Automatic Derivatives

We will now consider automatic differentiation. It is a technique that can compute exact derivatives, fast, while requiring about the same effort from the user as is needed to use numerical differentiation.

Don’t believe me? Well here goes. The following code fragment implements an automatically differentiated CostFunction for Rat43.

struct Rat43CostFunctor {
  Rat43CostFunctor(const double x, const double y) : x_(x), y_(y) {}

  template <typename T>
  bool operator()(const T* parameters, T* residuals) const {
    const T b1 = parameters[0];
    const T b2 = parameters[1];
    const T b3 = parameters[2];
    const T b4 = parameters[3];
    residuals[0] = b1 * pow(1.0 + exp(b2 -  b3 * x_), -1.0 / b4) - y_;
    return true;
  }

  private:
    const double x_;
    const double y_;
};


auto* cost_function = new AutoDiffCostFunction<Rat43CostFunctor, 1, 4>(x, y);

Notice that compared to numeric differentiation, the only difference when defining the functor for use with automatic differentiation is the signature of the operator().

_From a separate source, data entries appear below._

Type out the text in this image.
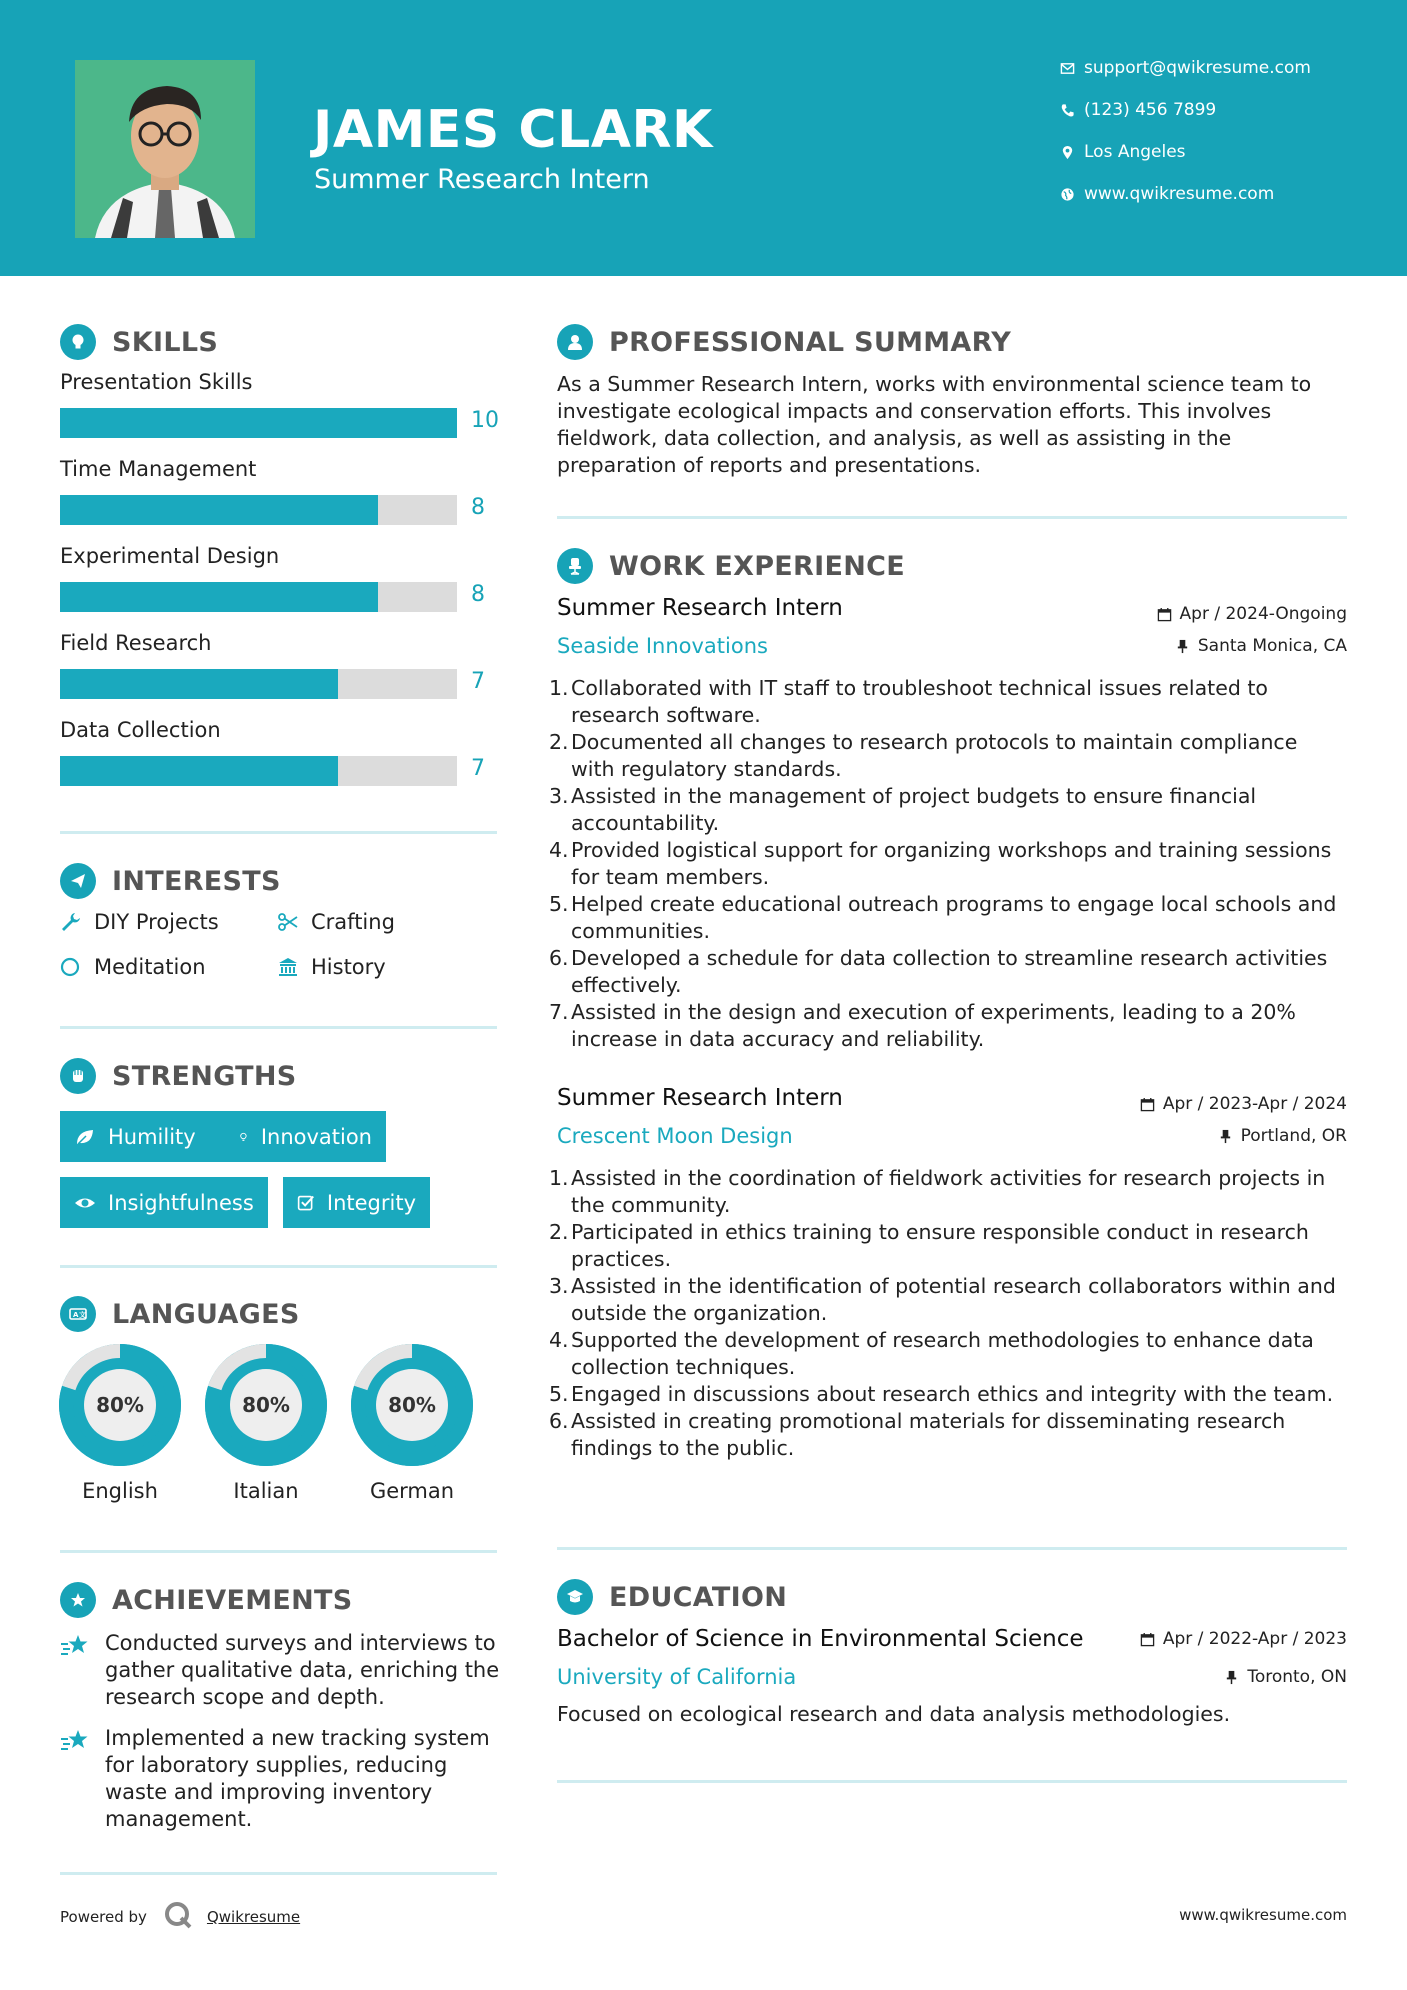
JAMES CLARK
Summer Research Intern
support@qwikresume.com
(123) 456 7899
Los Angeles
www.qwikresume.com
SKILLS
Presentation Skills
10
Time Management
8
Experimental Design
8
Field Research
7
Data Collection
7
INTERESTS
DIY Projects	Crafting
Meditation	History
STRENGTHS
Humility	Innovation
Insightfulness	Integrity
A 文 LANGUAGES
80%
English
80%
Italian
80%
German
ACHIEVEMENTS
Conducted surveys and interviews to gather qualitative data, enriching the research scope and depth.
Implemented a new tracking system for laboratory supplies, reducing waste and improving inventory management.
PROFESSIONAL SUMMARY
As a Summer Research Intern, works with environmental science team to investigate ecological impacts and conservation efforts. This involves fieldwork, data collection, and analysis, as well as assisting in the preparation of reports and presentations.
WORK EXPERIENCE
Summer Research Intern
Seaside Innovations
Apr / 2024-Ongoing
Santa Monica, CA
1. Collaborated with IT staff to troubleshoot technical issues related to research software.
2. Documented all changes to research protocols to maintain compliance with regulatory standards.
3. Assisted in the management of project budgets to ensure financial accountability.
4. Provided logistical support for organizing workshops and training sessions for team members.
5. Helped create educational outreach programs to engage local schools and communities.
6. Developed a schedule for data collection to streamline research activities effectively.
7. Assisted in the design and execution of experiments, leading to a 20% increase in data accuracy and reliability.
Summer Research Intern
Crescent Moon Design
Apr / 2023-Apr / 2024
Portland, OR
1. Assisted in the coordination of fieldwork activities for research projects in the community.
2. Participated in ethics training to ensure responsible conduct in research practices.
3. Assisted in the identification of potential research collaborators within and outside the organization.
4. Supported the development of research methodologies to enhance data collection techniques.
5. Engaged in discussions about research ethics and integrity with the team.
6. Assisted in creating promotional materials for disseminating research findings to the public.
EDUCATION
Bachelor of Science in Environmental Science
University of California
Apr / 2022-Apr / 2023
Toronto, ON
Focused on ecological research and data analysis methodologies.
Powered by	Qwikresume	www.qwikresume.com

In the case of numeric differentiation it was

bool operator()(const double* parameters, double* residuals) const;

and for automatic differentiation it is a templated function of the form

template <typename T> bool operator()(const T* parameters, T* residuals) const;

So what does this small change buy us? The following table compares the time it takes to evaluate the residual and the Jacobian for Rat43 using various methods.

CostFunction

Time (ns)

Rat43Analytic

255

Rat43AnalyticOptimized

92

Rat43NumericDiffForward

262

Rat43NumericDiffCentral

517

Rat43NumericDiffRidders

3760

Rat43AutomaticDiff

129

We can get exact derivatives using automatic differentiation (Rat43AutomaticDiff) with about the same effort that is required to write the code for numeric differentiation but only \(40\%\) slower than hand optimized analytical derivatives.

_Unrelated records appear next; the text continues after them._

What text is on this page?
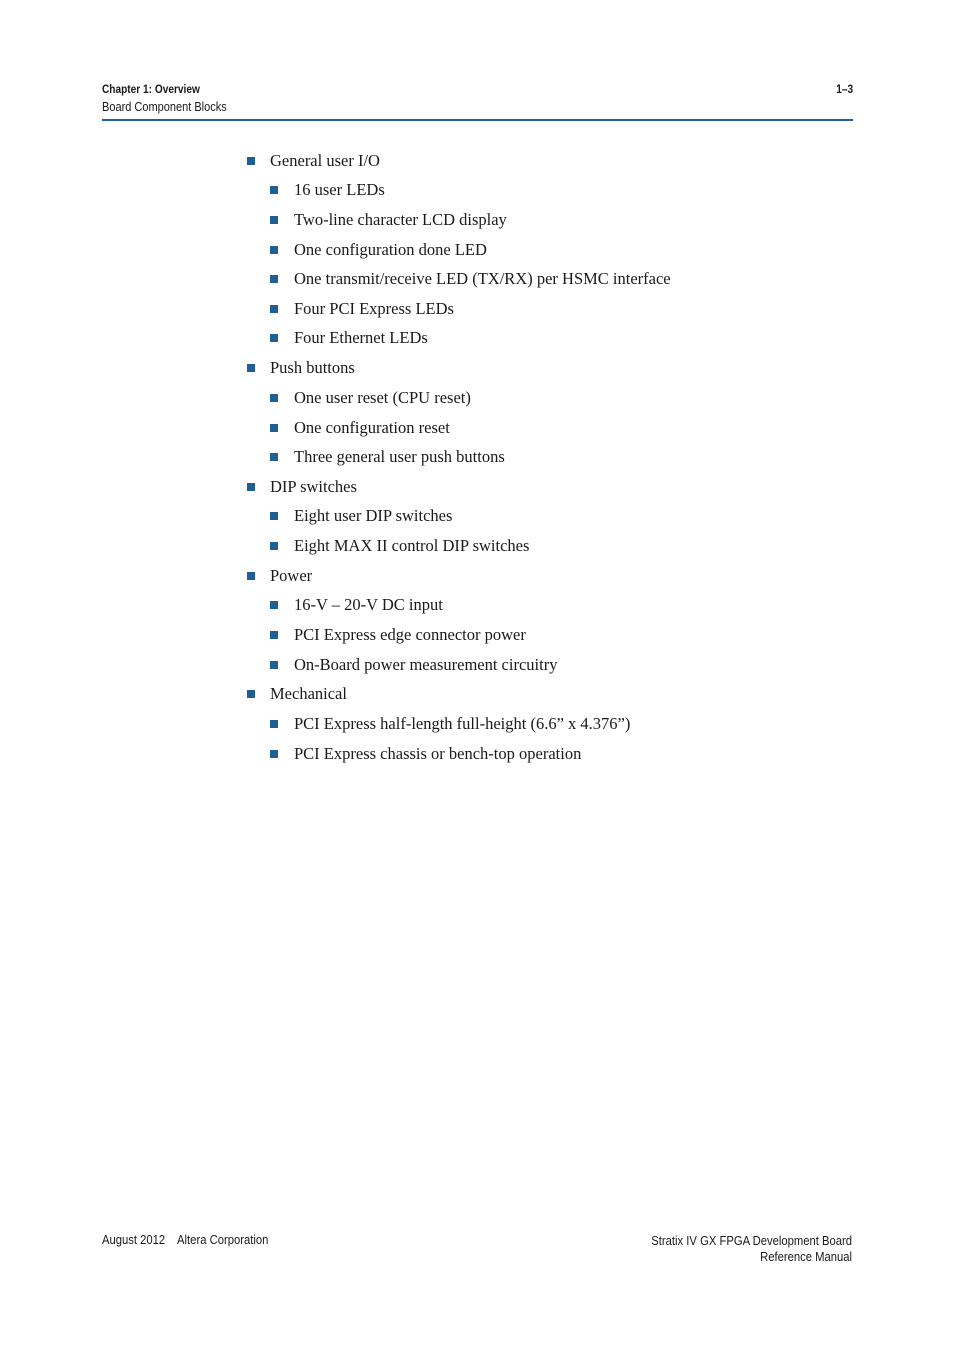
Chapter 1: Overview
Board Component Blocks
1–3
General user I/O
16 user LEDs
Two-line character LCD display
One configuration done LED
One transmit/receive LED (TX/RX) per HSMC interface
Four PCI Express LEDs
Four Ethernet LEDs
Push buttons
One user reset (CPU reset)
One configuration reset
Three general user push buttons
DIP switches
Eight user DIP switches
Eight MAX II control DIP switches
Power
16-V – 20-V DC input
PCI Express edge connector power
On-Board power measurement circuitry
Mechanical
PCI Express half-length full-height (6.6” x 4.376”)
PCI Express chassis or bench-top operation
August 2012    Altera Corporation	Stratix IV GX FPGA Development Board
Reference Manual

So how does it work? For this we will have to learn about Dual Numbers and Jets .

Dual Numbers & Jets

Note

Reading this and the next section on implementing Jets is not necessary to use automatic differentiation in Ceres Solver. But knowing the basics of how Jets work is useful when debugging and reasoning about the performance of automatic differentiation.

Dual numbers are an extension of the real numbers analogous to complex numbers: whereas complex numbers augment the reals by introducing an imaginary unit \(\iota\) such that \(\iota^2 = -1\), dual numbers introduce an infinitesimal unit \(\epsilon\) such that \(\epsilon^2 = 0\) . A dual number \(a + v\epsilon\) has two components, the real component \(a\) and the infinitesimal component \(v\).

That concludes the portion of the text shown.